William Cheung, associate professor at the Institute for the Oceans and Fisheries, studies the impact of climate change on marine ecosystems.
In a release, Cheung said that based on computer modelling of warming oceans, he does expect to see more tropical sharks in temperate waters.
“We found that climate change will cause an expansion of the range of great white shark to northern temperature areas, including the offshore waters of the northeast Pacific, which includes BC,” said Cheung.
Cheung said the sharks will venture further north from California more and more over the next few decades – unless global warming is slowed or stopped.
According Cheung, there are already 14 shark species in BC waters, including the salmon shark, blue shark, Pacific sleeper shark, brown cat shark, spiny dogfish and tope shark.
However, great white sharks have no known natural predators, and can grow up to 6 metres in length, with a speed of 56 km/h.

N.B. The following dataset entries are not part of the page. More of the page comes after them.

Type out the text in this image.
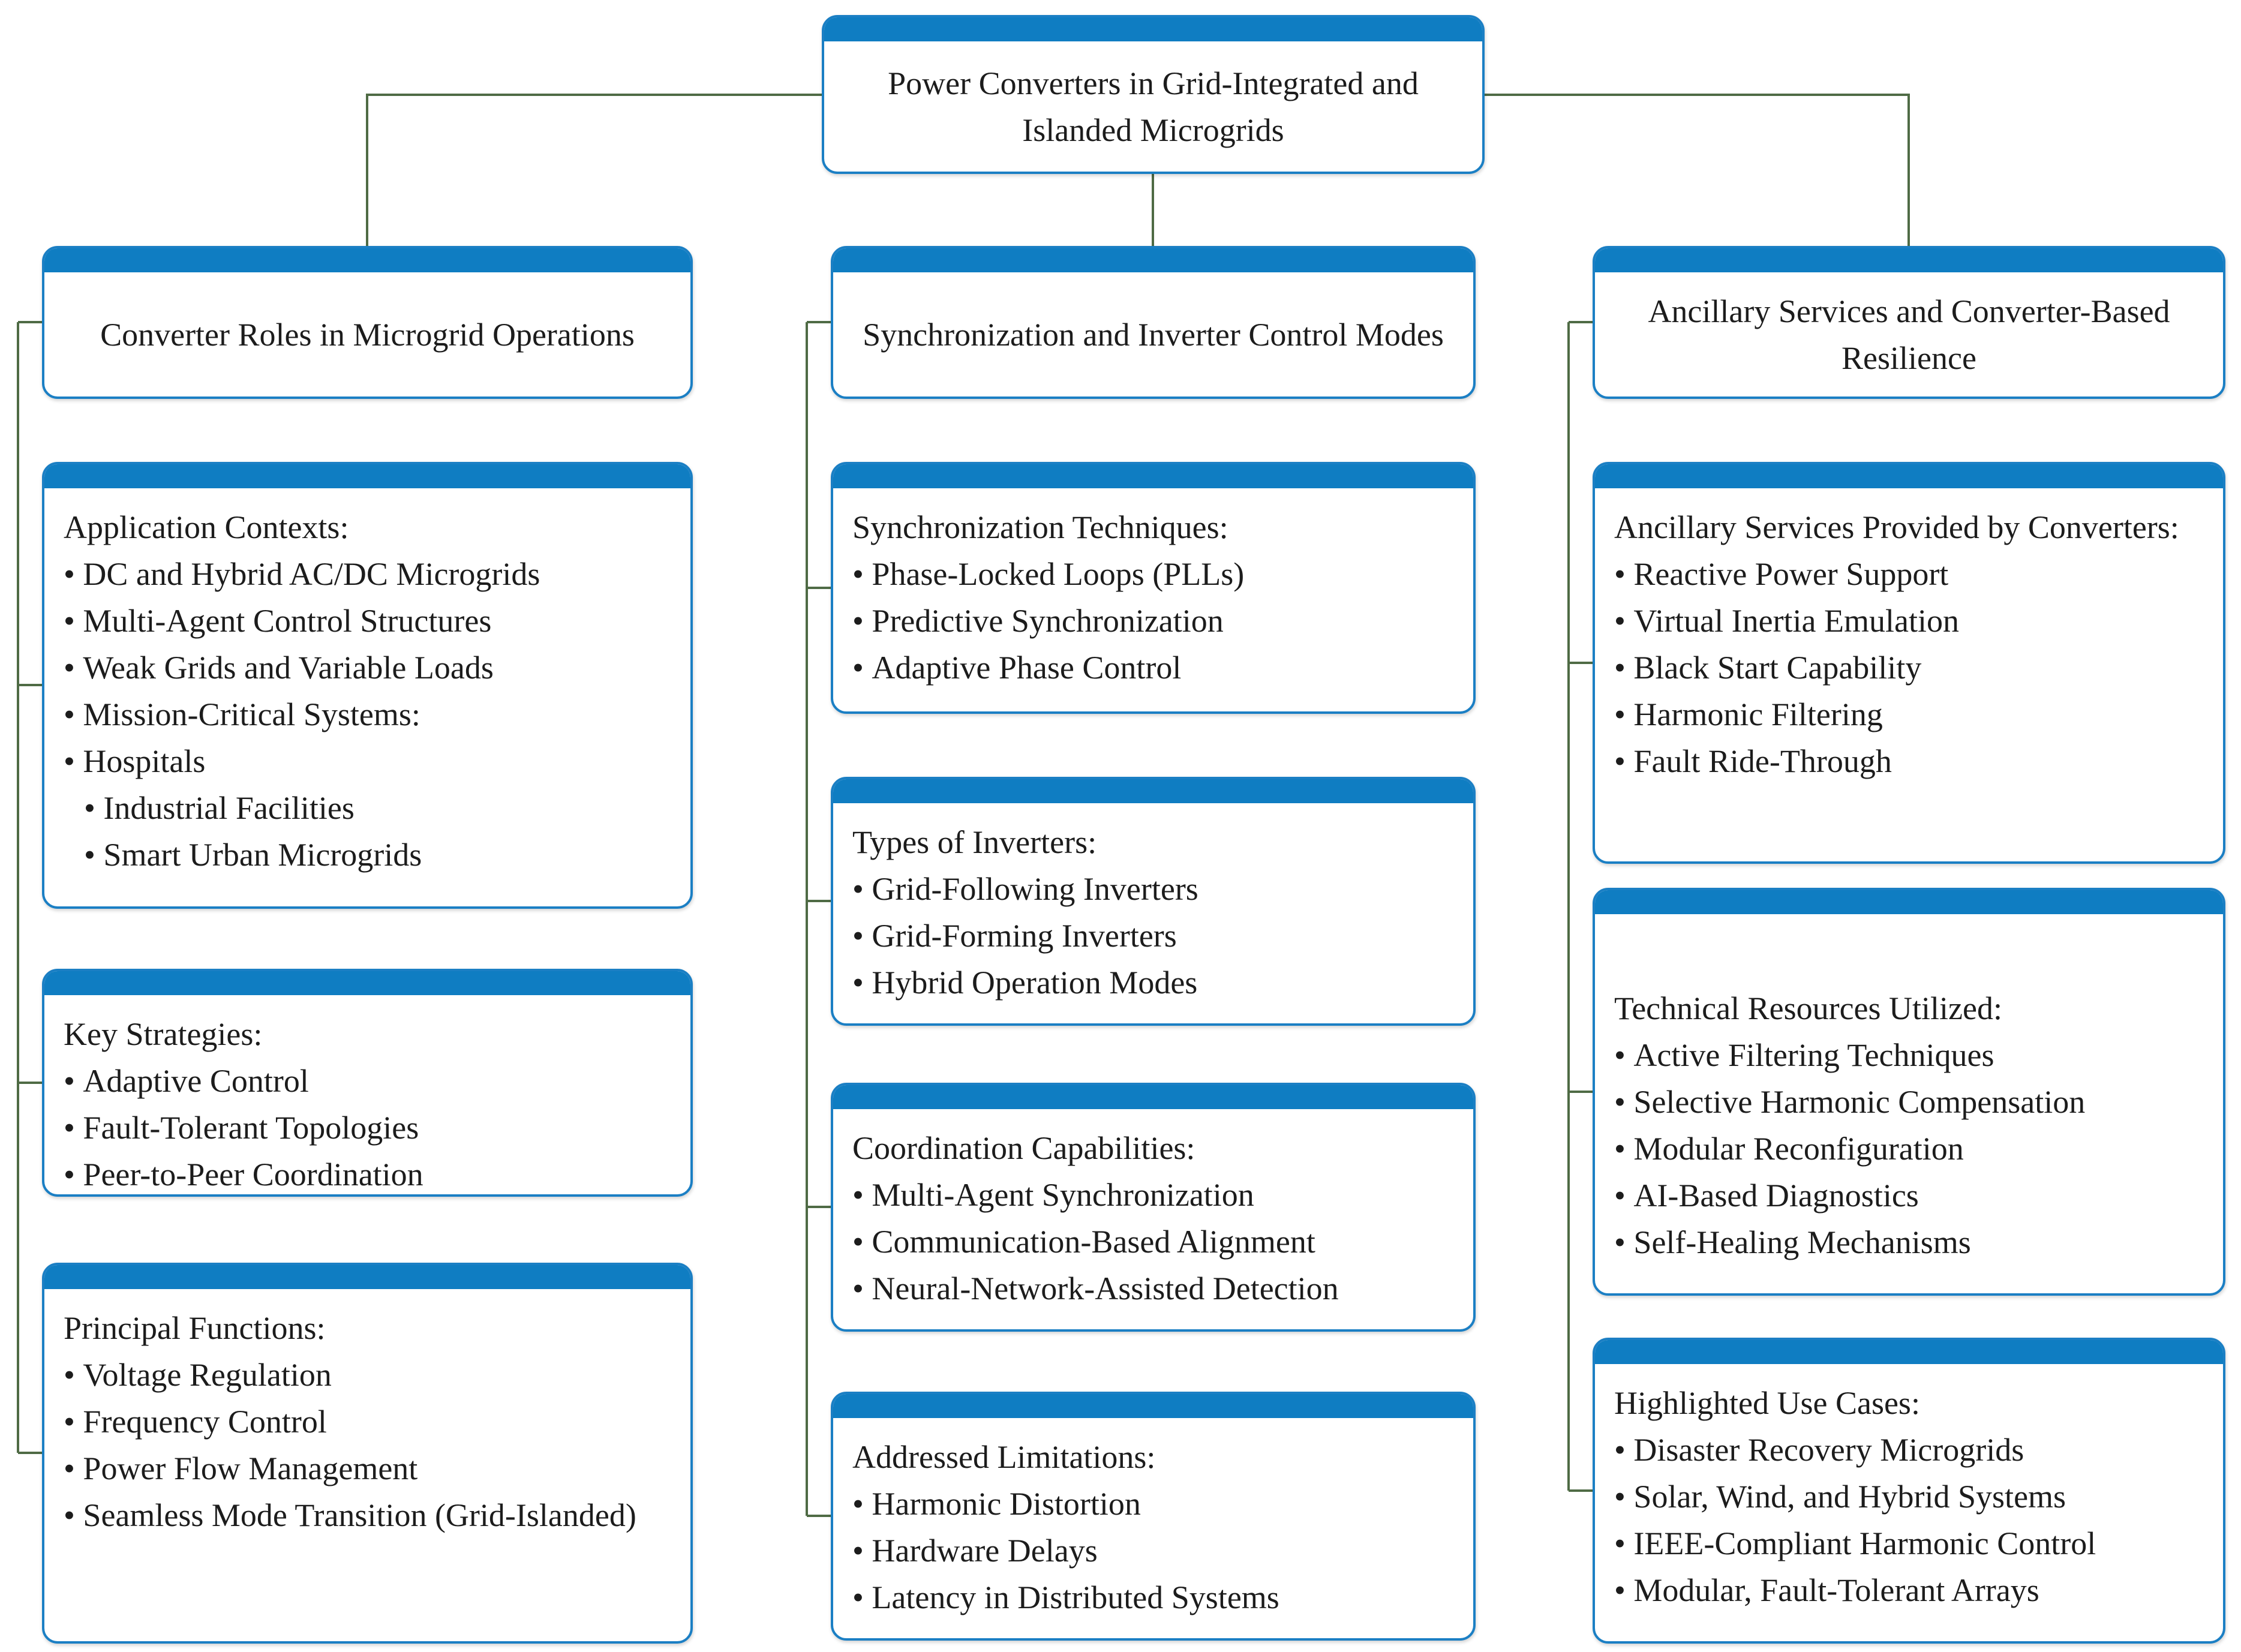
Power Converters in Grid-Integrated and Islanded Microgrids
Converter Roles in Microgrid Operations	Synchronization and Inverter Control Modes
Ancillary Services and Converter-Based Resilience
Application Contexts:
• DC and Hybrid AC/DC Microgrids
• Multi-Agent Control Structures
• Weak Grids and Variable Loads
• Mission-Critical Systems:
• Hospitals
• Industrial Facilities
• Smart Urban Microgrids
Key Strategies:
• Adaptive Control
• Fault-Tolerant Topologies
• Peer-to-Peer Coordination
Principal Functions:
• Voltage Regulation
• Frequency Control
• Power Flow Management
• Seamless Mode Transition (Grid-Islanded)
Synchronization Techniques:
• Phase-Locked Loops (PLLs)
• Predictive Synchronization
• Adaptive Phase Control
Types of Inverters:
• Grid-Following Inverters
• Grid-Forming Inverters
• Hybrid Operation Modes
Coordination Capabilities:
• Multi-Agent Synchronization
• Communication-Based Alignment
• Neural-Network-Assisted Detection
Addressed Limitations:
• Harmonic Distortion
• Hardware Delays
• Latency in Distributed Systems
Ancillary Services Provided by Converters:
• Reactive Power Support
• Virtual Inertia Emulation
• Black Start Capability
• Harmonic Filtering
• Fault Ride-Through
Technical Resources Utilized:
• Active Filtering Techniques
• Selective Harmonic Compensation
• Modular Reconfiguration
• AI-Based Diagnostics
• Self-Healing Mechanisms
Highlighted Use Cases:
• Disaster Recovery Microgrids
• Solar, Wind, and Hybrid Systems
• IEEE-Compliant Harmonic Control
• Modular, Fault-Tolerant Arrays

While the movie Jaws portrayed the great white shark as a terrifying, man-eating beast, humans are not their preferred prey.
Having said that, great white sharks are responsible for more fatal, unprovoked attacks on humans than any other sharks.
And with global warming, Cheung says, the great white and other tropical sharks could end up calling the West Coast home.
“The numbers of many shark species are going to shrink in the available habitat for them, particularly the tropical sharks,” said Cheung.
“Eventually, tropical waters will simply be too hot for the sharks to live in.”